Jam it into first. Slowing down … slowing down … ah… uh, oh … skidding. Neutral again. Recover. Then back to first and manage to creep 10 miles an hour the next 100 yards down this hill, to the end of the road and a stop sign.

OK. Time to think. I can’t make my normal left turn; it’s too sharp. Right is more gentle. I’ll just have to turn right. So I just skid into the intersection at 10 miles an hour, honking the horn the whole way. Surprisingly, no cars are coming. I make the turn, park in a nearby driveway and heave a big sigh. Think of going home to change my drawers, but I’m not trying that hill again.
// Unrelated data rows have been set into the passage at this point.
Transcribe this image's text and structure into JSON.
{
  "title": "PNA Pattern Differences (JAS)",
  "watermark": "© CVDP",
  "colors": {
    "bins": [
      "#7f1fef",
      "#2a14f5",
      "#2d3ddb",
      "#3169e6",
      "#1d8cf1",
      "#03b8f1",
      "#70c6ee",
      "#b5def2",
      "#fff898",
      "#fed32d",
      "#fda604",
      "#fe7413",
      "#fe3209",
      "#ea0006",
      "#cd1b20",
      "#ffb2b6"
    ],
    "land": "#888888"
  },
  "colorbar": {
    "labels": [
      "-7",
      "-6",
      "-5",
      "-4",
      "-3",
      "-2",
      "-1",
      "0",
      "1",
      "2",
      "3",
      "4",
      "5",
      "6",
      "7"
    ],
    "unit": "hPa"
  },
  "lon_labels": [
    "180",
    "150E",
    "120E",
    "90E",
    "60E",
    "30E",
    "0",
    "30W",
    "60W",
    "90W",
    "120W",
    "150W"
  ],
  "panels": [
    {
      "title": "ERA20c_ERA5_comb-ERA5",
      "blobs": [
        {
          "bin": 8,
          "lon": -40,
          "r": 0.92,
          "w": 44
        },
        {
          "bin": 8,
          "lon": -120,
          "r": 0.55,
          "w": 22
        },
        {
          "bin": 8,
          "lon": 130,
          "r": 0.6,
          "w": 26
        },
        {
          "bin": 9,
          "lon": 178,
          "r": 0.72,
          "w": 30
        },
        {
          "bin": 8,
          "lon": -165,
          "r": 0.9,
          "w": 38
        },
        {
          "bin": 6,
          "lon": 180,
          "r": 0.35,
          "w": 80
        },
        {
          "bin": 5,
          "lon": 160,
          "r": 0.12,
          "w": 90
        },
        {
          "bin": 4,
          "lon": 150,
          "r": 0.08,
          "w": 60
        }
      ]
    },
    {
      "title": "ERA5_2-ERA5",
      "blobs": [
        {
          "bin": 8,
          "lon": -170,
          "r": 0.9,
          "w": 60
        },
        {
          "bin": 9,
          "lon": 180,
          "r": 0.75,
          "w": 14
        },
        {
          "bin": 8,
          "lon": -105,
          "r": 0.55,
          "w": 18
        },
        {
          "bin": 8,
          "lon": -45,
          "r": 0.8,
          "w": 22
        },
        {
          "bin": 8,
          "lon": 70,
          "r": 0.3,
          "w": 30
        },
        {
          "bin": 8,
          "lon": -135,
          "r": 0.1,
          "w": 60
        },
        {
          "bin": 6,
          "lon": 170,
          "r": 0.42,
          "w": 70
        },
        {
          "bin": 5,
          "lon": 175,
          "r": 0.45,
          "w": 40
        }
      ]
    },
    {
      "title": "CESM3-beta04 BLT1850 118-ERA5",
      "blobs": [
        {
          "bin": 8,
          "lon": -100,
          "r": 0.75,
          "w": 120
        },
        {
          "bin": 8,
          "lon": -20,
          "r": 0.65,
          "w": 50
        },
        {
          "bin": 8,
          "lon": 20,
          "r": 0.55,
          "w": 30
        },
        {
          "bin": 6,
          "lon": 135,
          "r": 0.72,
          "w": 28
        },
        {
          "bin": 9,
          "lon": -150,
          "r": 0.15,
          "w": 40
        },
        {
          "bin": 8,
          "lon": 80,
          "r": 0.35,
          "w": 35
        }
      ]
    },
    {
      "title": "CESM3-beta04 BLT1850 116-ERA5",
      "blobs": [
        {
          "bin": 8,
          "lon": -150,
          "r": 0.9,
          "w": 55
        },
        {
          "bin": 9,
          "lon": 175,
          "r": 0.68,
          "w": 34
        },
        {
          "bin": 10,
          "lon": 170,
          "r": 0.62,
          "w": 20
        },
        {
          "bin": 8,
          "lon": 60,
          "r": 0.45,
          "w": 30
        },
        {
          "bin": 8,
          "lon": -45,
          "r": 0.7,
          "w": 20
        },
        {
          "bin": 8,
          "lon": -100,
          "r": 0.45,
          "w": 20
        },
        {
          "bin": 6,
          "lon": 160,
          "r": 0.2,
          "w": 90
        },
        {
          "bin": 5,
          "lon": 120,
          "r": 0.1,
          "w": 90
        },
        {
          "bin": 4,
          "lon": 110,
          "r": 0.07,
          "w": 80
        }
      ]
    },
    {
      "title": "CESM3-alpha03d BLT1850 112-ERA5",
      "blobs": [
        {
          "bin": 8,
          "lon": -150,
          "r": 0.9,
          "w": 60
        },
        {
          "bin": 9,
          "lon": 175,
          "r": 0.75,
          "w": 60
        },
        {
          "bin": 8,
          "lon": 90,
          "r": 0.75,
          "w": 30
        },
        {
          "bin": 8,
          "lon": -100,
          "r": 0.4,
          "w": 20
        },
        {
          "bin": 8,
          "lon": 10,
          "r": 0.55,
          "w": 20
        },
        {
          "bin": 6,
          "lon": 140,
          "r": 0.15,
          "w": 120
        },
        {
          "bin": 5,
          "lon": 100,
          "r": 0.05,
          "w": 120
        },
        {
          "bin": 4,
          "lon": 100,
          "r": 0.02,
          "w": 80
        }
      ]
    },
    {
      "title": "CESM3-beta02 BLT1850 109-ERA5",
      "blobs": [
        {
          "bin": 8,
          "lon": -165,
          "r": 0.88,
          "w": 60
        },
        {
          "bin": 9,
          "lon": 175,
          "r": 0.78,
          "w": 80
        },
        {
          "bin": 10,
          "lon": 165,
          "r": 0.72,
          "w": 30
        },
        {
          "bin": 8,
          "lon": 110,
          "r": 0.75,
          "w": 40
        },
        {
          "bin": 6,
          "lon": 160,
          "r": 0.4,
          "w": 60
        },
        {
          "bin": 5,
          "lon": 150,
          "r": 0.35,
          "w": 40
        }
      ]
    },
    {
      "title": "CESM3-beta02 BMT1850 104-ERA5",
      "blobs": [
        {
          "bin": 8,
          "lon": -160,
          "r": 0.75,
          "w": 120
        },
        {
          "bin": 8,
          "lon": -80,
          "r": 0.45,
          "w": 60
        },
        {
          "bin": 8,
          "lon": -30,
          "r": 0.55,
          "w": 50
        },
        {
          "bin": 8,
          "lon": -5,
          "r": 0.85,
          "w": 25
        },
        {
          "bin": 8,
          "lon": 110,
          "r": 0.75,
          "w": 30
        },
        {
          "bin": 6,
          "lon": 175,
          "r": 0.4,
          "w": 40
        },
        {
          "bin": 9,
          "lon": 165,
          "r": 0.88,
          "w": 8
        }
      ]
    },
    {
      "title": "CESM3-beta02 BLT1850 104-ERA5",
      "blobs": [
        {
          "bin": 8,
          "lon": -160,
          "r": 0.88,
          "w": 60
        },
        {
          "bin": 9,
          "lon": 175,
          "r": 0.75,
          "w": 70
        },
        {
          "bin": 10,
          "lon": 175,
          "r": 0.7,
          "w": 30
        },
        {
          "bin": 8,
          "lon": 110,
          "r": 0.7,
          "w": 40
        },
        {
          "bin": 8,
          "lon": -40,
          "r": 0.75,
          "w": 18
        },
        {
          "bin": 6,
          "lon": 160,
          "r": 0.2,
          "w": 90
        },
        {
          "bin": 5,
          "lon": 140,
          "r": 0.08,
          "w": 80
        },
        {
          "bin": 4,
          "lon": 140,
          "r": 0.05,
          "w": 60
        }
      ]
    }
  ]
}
Still, I canceled the Reader’s Digest subscription.

A year later, we’re in a new snowy town in another part of Pennsylvania. We live a mile down a dirt lane. 31 degrees, raining.

I turn onto my dirt lane and get 40 feet in when I can. not. move. Ice. Won’t let me go backward, forward, sideways, nothing. No sweat. I’ll just get the cat litter and ice melt out of the back.

I get out of the car and instantly fall flat on my ass and slide ACROSS the road. I can barely get up. This would be funnier if it weren’t 1 in the morning and I wasn’t on the way home from work, but still, I can see the humor. I must look like I’m drunk.

I end up crawling on my hands and knees to the car. I grab the fender (there really isn’t too much on a modern car to grab hold of) and pull myself up. I hang on for dear life to the roof rack and now have to figure out how I’m going to open the liftgate while hanging on to the car. I get back down on my hands and knees and manage to get the hatch up and get the stuff out.

As soon as I sprinkle it around the car I have enough traction to walk, so I figure I have enough to get the car back on the main highway. I take our road from the other end (only half a mile off the main highway with a slight downward incline). The whole way I slide one way on the gas and the other way on the brake, so I just zigzag 10 miles an hour the whole way. When I get to my driveway, I need to lay down more salt to turn the vehicle – luckily I brought it into the front with me.

I can only get so far in the driveway and then have to abandon the car. The grass is walkable but I have to crawl up the stone front porch. Unfortunately, the front storm door is frozen shut and the handle breaks off in my hands. Now I have to slide around the back.

Fortunately, the rest of the night – crossing a grassy yard and a wooden deck – was not nearly so slippery.